With the aim of studying the spatial and temporal distribution of haze in China, this paper considers statistical perspectives using air pollution data from Chinese meteorological stations. This paper reveals the regional divisions in China, and has the following main conclusions:

The clustering results of the pollution index in different years are different. Some cities will have changes in different pollution levels in different years, but the general changes are not large. In particular, Beijing, Chengdu, Lanzhou, and Hangzhou have always been in the heavily polluted level for different years. Lhasa and Haikou are always at the excellent level. The remaining cities vary slightly between mildly polluted and good.

In China, the concentration of absorbable particles decreased from north to south, and the decreasing trend did not change much in different years. As a result, the slope of the trend line of absorbable particle concentration composed of cities from north to south was basically stable.
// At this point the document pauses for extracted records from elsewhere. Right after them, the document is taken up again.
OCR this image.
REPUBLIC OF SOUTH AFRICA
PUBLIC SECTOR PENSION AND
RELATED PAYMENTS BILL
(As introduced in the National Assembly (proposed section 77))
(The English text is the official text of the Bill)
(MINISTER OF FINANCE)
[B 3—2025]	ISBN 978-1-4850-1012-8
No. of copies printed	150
According to the above spatial positive correlation analysis and clustering results, China could be divided into five parts. The polluted areas are concentrated in the Beijing–Tianjin–Hebei region, the Yangtze River Delta region, southwest China, and central China. On the other hand, the good air quality areas are concentrated in Hainan and Xizang.

This paper started with meteorological data, but there are some deficiencies in the research. The analysis of the urban pollution index only contains published data from the environmental protection department of the People’s Republic of China. Some major cities do not have published data; thus, they are not counted in the study. The existing data are limited, so kriging interpolation is adopted using ArcGIS. Due to insufficient data from some cities, the final result images may be different from individual studies on each city. Based on these limitations, further improvements can be made in future studies. The statistics of the urban pollution index can be directly or indirectly collected from other sources instead of limited to published data by the governmental institute. For example, by bringing remote sensing data into the scope, the study of haze behavior in China can be explored further in the future.